Low Resource Multimodal Translation of Nepali Spoken Words into Emotion-Conditioned Sign Language Avatars

低资源环境下尼泊尔语口语到情感化手语虚拟形象的多模态翻译

Abstract: Sign language communication systems, that integrate emotional expression remain underexplored, particularly for low-resource languages. This pilot study presents NEST-V1 (Nepali Emotion and Speech Transformer - Version 1), a proof-of-concept multimodal framework that demonstrates the feasibility of generating emotion-conditioned Nepali Sign Language avatars from spoken input.

摘要： 集成情感表达的手语交流系统目前研究尚不充分，尤其是在低资源语言领域。本项试点研究提出了 NEST-V1（尼泊尔语情感与语音 Transformer 第一版），这是一个概念验证型的多模态框架，展示了通过口语输入生成情感化尼泊尔手语虚拟形象的可行性。

As a preliminary investigation, we focus on four common Nepali words (“thank you”, “hello”, “house”, “me”) across three emotional states (happy, neutral, sad) to validate our core technical approach. Our lightweight architecture employs a shared acoustic encoder for simultaneous Automatic Speech Recognition and emotion classification, achieving 81.1% ASR accuracy and 79.21% emotion recognition accuracy on a dataset of 600 labeled audio samples from 50 speakers.

作为初步探索，我们选取了四个常见的尼泊尔语单词（“谢谢”、“你好”、“房子”、“我”）以及三种情感状态（快乐、中性、悲伤），以验证我们的核心技术方案。我们的轻量化架构采用共享声学编码器，可同时进行自动语音识别（ASR）和情感分类；在包含 50 名说话人、600 个标注音频样本的数据集上，该系统实现了 81.1% 的 ASR 准确率和 79.21% 的情感识别准确率。

The system demonstrates 37% parameter efficiency compared to separate model architectures while maintaining a lightweight footprint with only 22.1M parameters suitable for edge deployment. This pilot work establishes the technical foundation for emotion-aware sign language translation in low-resource settings and provides a scalable framework for future expansion to larger vocabularies and more diverse emotional expressions.

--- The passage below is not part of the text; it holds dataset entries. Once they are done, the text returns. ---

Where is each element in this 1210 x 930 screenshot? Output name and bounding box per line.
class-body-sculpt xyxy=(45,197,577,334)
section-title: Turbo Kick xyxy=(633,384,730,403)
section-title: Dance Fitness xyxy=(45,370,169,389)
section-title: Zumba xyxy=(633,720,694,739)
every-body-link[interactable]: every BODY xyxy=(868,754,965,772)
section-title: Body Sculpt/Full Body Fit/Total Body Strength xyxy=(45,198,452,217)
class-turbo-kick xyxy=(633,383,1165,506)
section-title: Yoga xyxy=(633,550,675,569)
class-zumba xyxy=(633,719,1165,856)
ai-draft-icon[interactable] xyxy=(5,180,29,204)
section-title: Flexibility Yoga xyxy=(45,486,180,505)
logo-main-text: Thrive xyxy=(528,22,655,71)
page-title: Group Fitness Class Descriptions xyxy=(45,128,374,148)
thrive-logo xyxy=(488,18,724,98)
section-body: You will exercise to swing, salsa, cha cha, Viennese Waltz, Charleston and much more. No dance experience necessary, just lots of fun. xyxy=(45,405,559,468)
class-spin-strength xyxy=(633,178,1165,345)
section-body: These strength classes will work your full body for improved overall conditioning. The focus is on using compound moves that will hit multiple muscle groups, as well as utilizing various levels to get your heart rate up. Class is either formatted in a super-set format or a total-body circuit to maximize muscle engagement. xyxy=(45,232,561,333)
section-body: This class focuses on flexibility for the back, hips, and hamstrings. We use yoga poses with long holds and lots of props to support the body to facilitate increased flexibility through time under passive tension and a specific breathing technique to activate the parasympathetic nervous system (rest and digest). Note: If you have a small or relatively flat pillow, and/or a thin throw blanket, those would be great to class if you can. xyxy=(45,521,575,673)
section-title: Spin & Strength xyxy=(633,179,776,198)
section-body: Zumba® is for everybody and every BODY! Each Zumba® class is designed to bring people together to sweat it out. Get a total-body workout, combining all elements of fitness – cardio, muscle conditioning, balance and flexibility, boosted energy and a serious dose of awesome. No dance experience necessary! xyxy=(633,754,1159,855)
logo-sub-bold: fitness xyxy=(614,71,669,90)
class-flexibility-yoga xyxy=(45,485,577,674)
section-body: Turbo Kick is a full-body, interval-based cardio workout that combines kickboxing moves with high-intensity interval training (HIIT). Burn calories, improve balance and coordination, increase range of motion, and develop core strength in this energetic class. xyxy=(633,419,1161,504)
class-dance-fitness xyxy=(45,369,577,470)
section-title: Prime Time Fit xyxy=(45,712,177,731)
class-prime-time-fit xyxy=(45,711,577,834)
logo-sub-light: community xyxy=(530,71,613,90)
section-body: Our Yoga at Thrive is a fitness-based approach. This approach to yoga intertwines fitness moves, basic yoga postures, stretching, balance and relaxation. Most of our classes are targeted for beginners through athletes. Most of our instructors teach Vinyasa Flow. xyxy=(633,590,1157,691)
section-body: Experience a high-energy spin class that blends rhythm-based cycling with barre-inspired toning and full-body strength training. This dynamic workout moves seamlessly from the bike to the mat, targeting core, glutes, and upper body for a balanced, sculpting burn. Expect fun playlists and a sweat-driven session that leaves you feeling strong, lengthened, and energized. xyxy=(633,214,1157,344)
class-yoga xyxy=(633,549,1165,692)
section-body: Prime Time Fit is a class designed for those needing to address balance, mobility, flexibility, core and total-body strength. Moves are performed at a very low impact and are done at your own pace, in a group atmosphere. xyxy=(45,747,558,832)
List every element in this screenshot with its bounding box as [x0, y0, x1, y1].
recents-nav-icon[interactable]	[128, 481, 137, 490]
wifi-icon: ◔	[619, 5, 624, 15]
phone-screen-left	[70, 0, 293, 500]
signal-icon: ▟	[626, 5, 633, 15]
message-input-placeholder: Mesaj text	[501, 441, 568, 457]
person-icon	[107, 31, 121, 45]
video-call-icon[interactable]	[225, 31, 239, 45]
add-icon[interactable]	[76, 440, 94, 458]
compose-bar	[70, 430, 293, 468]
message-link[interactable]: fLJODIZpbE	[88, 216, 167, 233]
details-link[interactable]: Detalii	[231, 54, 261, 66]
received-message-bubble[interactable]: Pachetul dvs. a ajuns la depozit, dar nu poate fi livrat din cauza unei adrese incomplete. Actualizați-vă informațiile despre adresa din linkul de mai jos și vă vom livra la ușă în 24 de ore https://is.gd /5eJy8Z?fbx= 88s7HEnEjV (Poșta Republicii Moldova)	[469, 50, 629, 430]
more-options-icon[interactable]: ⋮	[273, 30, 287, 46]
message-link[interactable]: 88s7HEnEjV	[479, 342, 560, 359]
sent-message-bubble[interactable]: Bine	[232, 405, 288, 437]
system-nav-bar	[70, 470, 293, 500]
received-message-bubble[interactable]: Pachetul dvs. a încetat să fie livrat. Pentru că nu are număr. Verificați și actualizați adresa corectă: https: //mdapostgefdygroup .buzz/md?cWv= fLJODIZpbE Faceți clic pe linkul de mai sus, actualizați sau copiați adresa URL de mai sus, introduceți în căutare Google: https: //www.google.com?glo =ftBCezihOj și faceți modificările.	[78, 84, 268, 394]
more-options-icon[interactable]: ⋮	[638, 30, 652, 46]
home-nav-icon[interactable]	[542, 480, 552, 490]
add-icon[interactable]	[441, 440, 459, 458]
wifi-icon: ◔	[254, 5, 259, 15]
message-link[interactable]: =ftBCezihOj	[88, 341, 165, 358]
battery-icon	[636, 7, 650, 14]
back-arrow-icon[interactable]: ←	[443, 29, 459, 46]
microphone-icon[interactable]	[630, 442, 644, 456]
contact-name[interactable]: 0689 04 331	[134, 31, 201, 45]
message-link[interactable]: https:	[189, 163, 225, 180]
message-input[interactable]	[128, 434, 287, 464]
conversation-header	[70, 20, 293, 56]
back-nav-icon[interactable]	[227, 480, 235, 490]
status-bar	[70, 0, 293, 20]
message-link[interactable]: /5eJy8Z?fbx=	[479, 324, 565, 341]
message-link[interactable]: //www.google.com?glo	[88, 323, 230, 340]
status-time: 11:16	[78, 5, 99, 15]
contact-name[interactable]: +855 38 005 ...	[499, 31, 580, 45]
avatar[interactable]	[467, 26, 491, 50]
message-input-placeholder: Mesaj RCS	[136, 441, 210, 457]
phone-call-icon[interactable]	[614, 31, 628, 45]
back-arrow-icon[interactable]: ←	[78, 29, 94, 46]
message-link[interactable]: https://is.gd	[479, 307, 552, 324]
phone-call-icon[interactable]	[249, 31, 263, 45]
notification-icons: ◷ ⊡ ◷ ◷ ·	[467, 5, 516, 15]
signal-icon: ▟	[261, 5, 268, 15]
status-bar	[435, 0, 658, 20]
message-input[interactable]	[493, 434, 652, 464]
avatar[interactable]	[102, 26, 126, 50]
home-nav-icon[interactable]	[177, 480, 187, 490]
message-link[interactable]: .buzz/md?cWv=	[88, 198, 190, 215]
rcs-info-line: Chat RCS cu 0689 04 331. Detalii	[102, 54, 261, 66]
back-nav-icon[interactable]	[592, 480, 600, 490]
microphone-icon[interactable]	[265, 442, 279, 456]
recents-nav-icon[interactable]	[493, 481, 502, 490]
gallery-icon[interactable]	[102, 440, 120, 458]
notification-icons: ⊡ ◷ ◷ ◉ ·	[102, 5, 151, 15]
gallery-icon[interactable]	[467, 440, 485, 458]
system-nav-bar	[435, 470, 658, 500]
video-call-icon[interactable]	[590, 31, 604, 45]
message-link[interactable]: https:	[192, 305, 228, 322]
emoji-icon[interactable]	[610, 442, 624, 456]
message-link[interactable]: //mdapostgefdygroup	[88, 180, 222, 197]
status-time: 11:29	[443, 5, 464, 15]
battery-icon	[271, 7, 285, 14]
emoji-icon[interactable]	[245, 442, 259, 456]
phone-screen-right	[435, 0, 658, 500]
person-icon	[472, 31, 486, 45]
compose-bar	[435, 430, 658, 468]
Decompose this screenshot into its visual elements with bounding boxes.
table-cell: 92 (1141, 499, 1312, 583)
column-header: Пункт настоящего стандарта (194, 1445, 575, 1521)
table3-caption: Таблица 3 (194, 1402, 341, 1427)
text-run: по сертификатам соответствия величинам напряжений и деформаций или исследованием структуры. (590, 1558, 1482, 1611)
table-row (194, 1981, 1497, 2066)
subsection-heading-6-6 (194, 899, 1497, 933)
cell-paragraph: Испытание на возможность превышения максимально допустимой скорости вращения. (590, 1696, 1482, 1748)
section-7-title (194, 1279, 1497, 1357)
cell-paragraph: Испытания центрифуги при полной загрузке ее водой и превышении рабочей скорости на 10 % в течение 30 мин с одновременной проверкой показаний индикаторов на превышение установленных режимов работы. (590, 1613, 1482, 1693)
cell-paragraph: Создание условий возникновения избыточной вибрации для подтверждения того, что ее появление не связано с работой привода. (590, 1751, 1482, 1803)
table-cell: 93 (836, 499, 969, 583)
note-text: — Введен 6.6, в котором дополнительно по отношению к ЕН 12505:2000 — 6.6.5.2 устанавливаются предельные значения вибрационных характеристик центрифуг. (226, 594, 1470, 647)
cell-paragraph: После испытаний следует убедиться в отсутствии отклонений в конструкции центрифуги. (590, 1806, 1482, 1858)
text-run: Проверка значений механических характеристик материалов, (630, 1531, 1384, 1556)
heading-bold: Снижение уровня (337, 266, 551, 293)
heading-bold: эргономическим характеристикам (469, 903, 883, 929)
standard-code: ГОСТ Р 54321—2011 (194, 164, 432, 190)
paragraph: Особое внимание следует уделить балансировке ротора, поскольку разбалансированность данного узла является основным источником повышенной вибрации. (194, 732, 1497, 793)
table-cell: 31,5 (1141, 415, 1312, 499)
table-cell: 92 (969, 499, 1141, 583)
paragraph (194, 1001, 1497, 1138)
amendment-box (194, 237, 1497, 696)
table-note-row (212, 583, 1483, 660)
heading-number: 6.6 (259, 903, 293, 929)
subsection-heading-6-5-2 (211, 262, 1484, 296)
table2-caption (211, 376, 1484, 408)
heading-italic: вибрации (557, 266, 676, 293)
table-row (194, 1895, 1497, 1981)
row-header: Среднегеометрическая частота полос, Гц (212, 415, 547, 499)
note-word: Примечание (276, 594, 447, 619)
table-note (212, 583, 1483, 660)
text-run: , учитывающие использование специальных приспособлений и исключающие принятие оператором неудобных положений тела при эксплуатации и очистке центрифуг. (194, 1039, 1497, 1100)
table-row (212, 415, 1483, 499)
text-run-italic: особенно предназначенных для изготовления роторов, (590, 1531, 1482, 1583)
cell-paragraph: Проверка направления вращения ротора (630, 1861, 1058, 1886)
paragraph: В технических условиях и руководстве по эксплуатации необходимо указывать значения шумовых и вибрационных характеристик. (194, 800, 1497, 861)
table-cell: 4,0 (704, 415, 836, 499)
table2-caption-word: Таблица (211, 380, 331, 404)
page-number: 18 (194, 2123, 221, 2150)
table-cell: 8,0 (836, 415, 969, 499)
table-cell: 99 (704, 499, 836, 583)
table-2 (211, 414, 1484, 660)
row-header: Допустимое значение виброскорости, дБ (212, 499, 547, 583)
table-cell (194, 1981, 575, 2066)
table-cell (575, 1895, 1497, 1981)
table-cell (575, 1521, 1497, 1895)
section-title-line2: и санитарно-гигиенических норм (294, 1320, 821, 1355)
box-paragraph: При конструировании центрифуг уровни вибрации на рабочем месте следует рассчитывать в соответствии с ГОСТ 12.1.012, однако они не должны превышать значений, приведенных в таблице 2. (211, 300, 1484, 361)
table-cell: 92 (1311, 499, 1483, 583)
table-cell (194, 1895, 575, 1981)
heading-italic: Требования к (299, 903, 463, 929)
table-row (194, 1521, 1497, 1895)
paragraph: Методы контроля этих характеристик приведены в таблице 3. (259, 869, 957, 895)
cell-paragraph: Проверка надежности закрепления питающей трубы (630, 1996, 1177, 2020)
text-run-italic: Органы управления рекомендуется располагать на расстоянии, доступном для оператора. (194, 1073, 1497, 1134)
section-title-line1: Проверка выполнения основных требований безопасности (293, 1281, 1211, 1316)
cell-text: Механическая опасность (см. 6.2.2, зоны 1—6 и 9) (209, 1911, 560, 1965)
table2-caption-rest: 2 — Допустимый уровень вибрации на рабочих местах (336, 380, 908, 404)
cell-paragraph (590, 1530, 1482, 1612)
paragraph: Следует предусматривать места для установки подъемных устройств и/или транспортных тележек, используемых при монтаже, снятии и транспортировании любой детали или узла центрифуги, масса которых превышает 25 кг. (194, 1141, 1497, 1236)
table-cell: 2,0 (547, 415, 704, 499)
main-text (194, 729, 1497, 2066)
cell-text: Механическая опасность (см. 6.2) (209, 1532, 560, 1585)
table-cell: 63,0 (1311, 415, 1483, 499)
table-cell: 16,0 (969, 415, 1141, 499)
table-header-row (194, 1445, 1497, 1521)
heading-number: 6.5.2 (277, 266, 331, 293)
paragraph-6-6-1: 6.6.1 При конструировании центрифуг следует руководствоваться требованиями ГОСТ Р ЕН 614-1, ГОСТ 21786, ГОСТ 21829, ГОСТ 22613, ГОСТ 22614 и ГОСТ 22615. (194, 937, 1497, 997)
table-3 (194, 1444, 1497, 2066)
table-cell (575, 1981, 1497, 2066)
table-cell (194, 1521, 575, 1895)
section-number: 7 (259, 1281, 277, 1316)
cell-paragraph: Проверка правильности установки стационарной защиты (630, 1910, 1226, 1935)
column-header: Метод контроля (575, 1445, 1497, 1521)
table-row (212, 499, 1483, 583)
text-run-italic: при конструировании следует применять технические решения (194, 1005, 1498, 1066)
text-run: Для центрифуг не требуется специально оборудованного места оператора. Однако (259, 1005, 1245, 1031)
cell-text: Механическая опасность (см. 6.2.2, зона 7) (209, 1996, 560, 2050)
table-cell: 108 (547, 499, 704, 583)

与独立模型架构相比，该系统在参数效率上提升了 37%，同时保持了仅 2210 万参数的轻量级规模，非常适合边缘设备部署。这项试点工作为低资源环境下的情感感知手语翻译奠定了技术基础，并为未来扩展至更大词汇量和更多样化的情感表达提供了一个可扩展的框架。

Our preliminary results indicate the viability of real-time, emotionally expressive sign language communication systems for the hearing-impaired community, with clear pathways for enhancement in subsequent development phases.

我们的初步结果表明，为听障群体开发实时、具有情感表达能力的手语交流系统是切实可行的，并为后续开发阶段的改进指明了清晰的方向。